Maybe we need a democracy habit?

In diets we all realize that what matters is what we do every day. The food we eat, the exercise we take and then the overall physical activity levels we manage to sustain. Our weight is a direct consequence of our habits.

The same naturally holds for our democracy. What we do to strengthen the public dialogue, how we participate in the public sphere and the time we invest in our own polity – the time we invest in becoming citizens – results in the kind of democracy we end up getting.

If we do want to engage in self-examination we could ask how many hours we used of last year to invest in democracy. Did we participate in a consultation locally, write our city representative or parliamentarian? Did we publish reasoned public dialogue in the form of comments or posts that seek a way forward rather than engage in emotive posing? What would your guess be? How many hours did you invest in democracy last year?

Democracy as dance…

Adam Gopnik noted recently in an article that democracy is not our natural state of being. Human beings, he suggests, gravitate towards autocracy as their main form of governance. That means that if we do nothing the democracies we live in start to fall into autocracy – and the gravity of that regime is rather high.

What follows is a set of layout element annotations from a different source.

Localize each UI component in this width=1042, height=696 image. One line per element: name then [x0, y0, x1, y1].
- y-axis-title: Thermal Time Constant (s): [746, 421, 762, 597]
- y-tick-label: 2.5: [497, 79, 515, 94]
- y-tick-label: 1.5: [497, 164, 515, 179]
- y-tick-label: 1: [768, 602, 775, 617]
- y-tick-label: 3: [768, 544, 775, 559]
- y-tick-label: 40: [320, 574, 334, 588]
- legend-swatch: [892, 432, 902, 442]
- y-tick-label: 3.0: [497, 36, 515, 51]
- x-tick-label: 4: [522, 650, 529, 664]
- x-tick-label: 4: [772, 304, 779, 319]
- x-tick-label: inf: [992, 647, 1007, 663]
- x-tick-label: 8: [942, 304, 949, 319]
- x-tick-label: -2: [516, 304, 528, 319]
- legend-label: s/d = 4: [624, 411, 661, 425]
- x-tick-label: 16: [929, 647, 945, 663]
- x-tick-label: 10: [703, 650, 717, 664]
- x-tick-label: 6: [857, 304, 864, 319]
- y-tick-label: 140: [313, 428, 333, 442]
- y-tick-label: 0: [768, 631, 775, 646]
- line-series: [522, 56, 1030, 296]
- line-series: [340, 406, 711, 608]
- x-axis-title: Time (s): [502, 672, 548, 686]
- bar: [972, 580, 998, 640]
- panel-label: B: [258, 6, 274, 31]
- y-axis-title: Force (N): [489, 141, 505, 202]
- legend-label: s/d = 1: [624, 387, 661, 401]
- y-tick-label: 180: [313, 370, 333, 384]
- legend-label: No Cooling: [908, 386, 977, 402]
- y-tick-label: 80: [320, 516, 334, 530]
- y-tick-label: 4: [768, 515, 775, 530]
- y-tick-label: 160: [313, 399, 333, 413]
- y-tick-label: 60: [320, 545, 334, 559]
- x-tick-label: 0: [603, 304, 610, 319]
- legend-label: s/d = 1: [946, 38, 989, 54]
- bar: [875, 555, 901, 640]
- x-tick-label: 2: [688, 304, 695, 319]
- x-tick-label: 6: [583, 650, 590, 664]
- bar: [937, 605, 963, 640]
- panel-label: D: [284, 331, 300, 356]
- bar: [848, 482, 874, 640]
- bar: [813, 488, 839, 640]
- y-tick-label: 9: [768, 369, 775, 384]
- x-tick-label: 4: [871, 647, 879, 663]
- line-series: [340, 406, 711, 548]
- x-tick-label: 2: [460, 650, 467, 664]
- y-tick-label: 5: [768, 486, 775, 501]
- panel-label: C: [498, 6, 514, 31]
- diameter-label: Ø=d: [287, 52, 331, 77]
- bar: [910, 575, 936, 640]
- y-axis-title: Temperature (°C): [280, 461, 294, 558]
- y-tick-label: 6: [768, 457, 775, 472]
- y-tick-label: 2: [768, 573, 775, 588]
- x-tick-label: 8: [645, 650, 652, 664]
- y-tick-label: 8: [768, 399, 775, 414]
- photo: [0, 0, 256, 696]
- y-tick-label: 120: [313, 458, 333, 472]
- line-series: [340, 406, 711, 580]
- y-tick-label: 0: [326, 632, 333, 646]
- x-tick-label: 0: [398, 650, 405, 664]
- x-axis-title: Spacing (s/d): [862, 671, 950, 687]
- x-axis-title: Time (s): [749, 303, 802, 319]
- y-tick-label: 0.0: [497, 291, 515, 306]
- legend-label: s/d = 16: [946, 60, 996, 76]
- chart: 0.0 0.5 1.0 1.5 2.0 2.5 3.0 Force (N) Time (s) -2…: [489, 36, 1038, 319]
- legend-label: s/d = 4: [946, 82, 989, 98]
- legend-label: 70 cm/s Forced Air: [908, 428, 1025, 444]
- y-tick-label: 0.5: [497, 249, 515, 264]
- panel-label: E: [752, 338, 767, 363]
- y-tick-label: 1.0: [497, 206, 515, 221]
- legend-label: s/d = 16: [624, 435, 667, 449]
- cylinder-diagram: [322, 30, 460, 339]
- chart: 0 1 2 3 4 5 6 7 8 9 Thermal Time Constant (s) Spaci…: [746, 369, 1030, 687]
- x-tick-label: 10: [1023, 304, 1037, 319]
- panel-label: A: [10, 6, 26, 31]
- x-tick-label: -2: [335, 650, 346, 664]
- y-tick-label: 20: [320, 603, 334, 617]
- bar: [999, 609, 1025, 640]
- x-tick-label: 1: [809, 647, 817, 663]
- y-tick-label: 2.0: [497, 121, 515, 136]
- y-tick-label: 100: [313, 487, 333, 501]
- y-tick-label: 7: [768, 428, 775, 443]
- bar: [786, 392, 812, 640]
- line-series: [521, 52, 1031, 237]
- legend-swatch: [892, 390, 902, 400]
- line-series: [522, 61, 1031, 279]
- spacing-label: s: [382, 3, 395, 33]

How long before a democracy descends into autocracy? A decade? Surely not a century – and the way it happens is tricky – it is like Mark Twain describes bankruptcy: first very slowly, then all of a sudden very fast.

So, the take away? Is it a moralistic call to action for democracy? Vote? Do something? Well, perhaps not just that. But an honest question – why do we expect to keep our democracy if we do not have any democratic habits?